The Dinner Party, on the other hand, is basically a fight club, and one of the main appeals of MAFSA viewing. Sometimes the producers chuck in boxes of antagonistic questions to really stir things up. People slope off to side rooms to plot infidelity, egged on by the producers, while the ixperts sit in a different side room, watching the chaos unfold on screens, aghast.

There’s a dawning realisation that the ixperts are as in the dark as the participants – they are just the producers’ puppets, the fall guys, who don’t have a clue what traps are being set or how insanely they will be edited. We look to them for accountability, but can they ever truly deliver it with their limited perspective of what’s really happening? Is humanity not, ultimately, essentially flawed by the limitations of our own perception?

Stay cunty, Mike

The participants must run the gamut of Commitment Ceremonies, Dinner Parties and assorted psychological games, ranging from intimacy challenges (sex with your new spouse is encouraged and interrogated) to home stays. If they can survive all that, Do the Work and adhere to The Process, they might arrive at Final Dates. For Mike and Heidi’s Final Date, the producers Mike arranged a boat ride in Sydney harbour, ignoring the fact that Heidi suffers from sea sickness, and had told him she suffered from sea sickness. She spent the date wrapped in a blanket looking green, while Mike dangled from the crow’s nest, swigging champagne. Stay cunty, Mike.

After that, they’re all sent home to think about whether they want to follow up their initial fake wedding with another fake wedding, which is called Final Vows. If they both commit then they leave the experiment together but, crucially, with no further binding agreement to do anything. Maybe they live on different sides of the continent of Australia, say, a four-hour flight away? Maybe they were just in it to grow their Instagram following, in which case they need to make a careful calculation about whether they have greater currency individually or as a couple. Post-Final Vows ghosting is a frequent occurrence, which is perhaps a little short-sighted because they have now stepped over the threshold into tabloid notoriety and the shadowlands of post-reality show life.

There’s one final reckoning, a Reunion show where everyone has now seen what everyone else has said about them, so they’re all put in a room to fight and get shouted at by John a bit more.
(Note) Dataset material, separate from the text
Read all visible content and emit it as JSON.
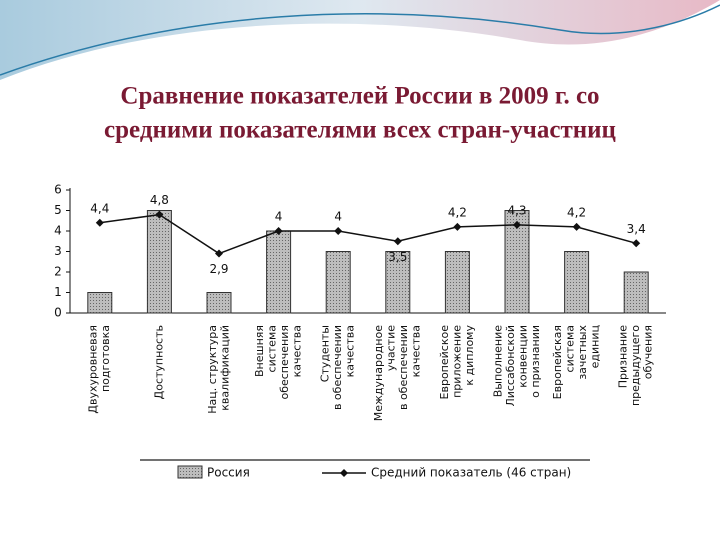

The producers and editors have done their work, and created a compelling drama out of the reality they have structured with the humans who stumbled into their web looking for love or social clout.
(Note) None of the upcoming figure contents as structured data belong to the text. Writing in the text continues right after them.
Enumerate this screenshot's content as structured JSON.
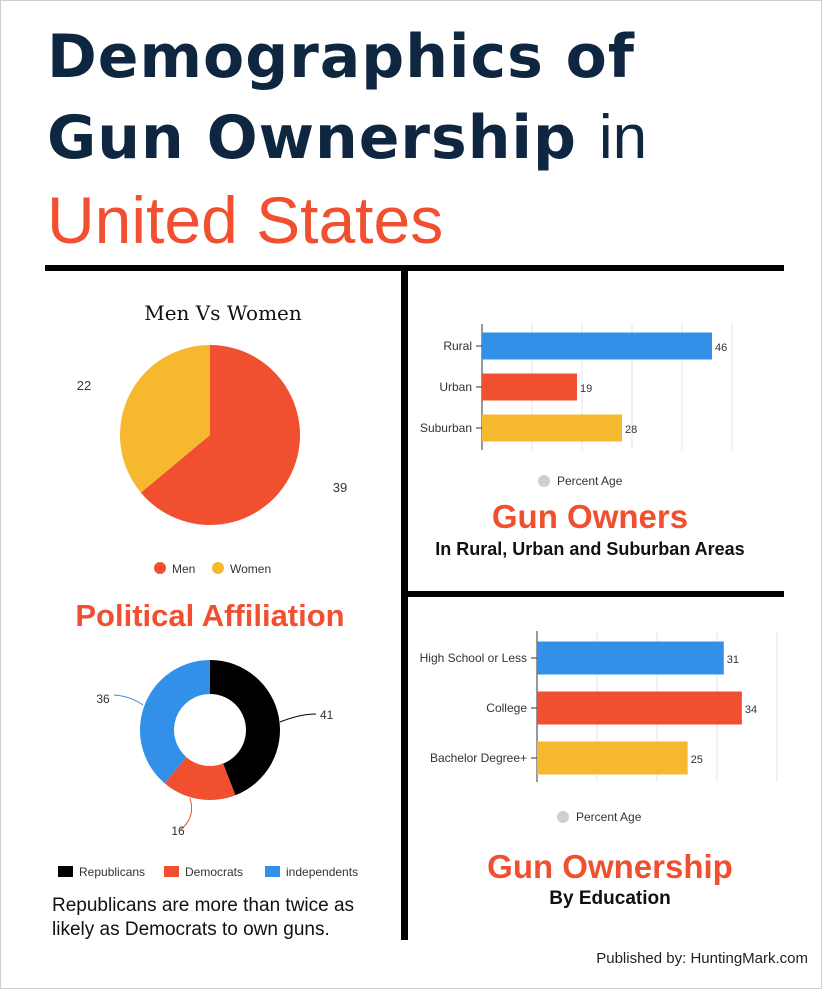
{
  "header": {
    "line1": "Demographics of",
    "line2_bold": "Gun Ownership",
    "line2_thin": "in",
    "line3": "United States"
  },
  "colors": {
    "navy": "#0f2640",
    "orange": "#f04f30",
    "blue": "#3290e8",
    "yellow": "#f5b82e",
    "black": "#000000",
    "gray": "#cfcfcf"
  },
  "political": {
    "title": "Political Affiliation",
    "note": "Republicans are more than twice as likely as Democrats to own guns."
  },
  "gun_owners_panel": {
    "title": "Gun Owners",
    "subtitle": "In Rural, Urban and Suburban Areas"
  },
  "education_panel": {
    "title": "Gun Ownership",
    "subtitle": "By Education"
  },
  "footer": {
    "published": "Published by: HuntingMark.com"
  },
  "chart_data": [
    {
      "type": "pie",
      "title": "Men Vs Women",
      "categories": [
        "Men",
        "Women"
      ],
      "values": [
        39,
        22
      ],
      "colors": [
        "#f04f30",
        "#f5b82e"
      ],
      "legend": "bottom"
    },
    {
      "type": "pie",
      "title": "",
      "donut": true,
      "categories": [
        "Republicans",
        "Democrats",
        "independents"
      ],
      "values": [
        41,
        16,
        36
      ],
      "colors": [
        "#000000",
        "#f04f30",
        "#3290e8"
      ],
      "legend": "bottom"
    },
    {
      "type": "bar",
      "orientation": "horizontal",
      "categories": [
        "Rural",
        "Urban",
        "Suburban"
      ],
      "values": [
        46,
        19,
        28
      ],
      "colors": [
        "#3290e8",
        "#f04f30",
        "#f5b82e"
      ],
      "legend": [
        "Percent Age"
      ],
      "xlim": [
        0,
        50
      ],
      "grid": true
    },
    {
      "type": "bar",
      "orientation": "horizontal",
      "categories": [
        "High School or Less",
        "College",
        "Bachelor Degree+"
      ],
      "values": [
        31,
        34,
        25
      ],
      "colors": [
        "#3290e8",
        "#f04f30",
        "#f5b82e"
      ],
      "legend": [
        "Percent Age"
      ],
      "xlim": [
        0,
        40
      ],
      "grid": true
    }
  ]
}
The viewers may have learned something, although more likely they have not. The participants are released, to return to their lives or choose the half life of further reality shows, entering the churn of Love Island, The Apprentice and, if they hang around long enough, Celebrity Big Brother. The producers begin the process of recruiting their next cohort – the wheel turns, the seasons change and everything is as it should be.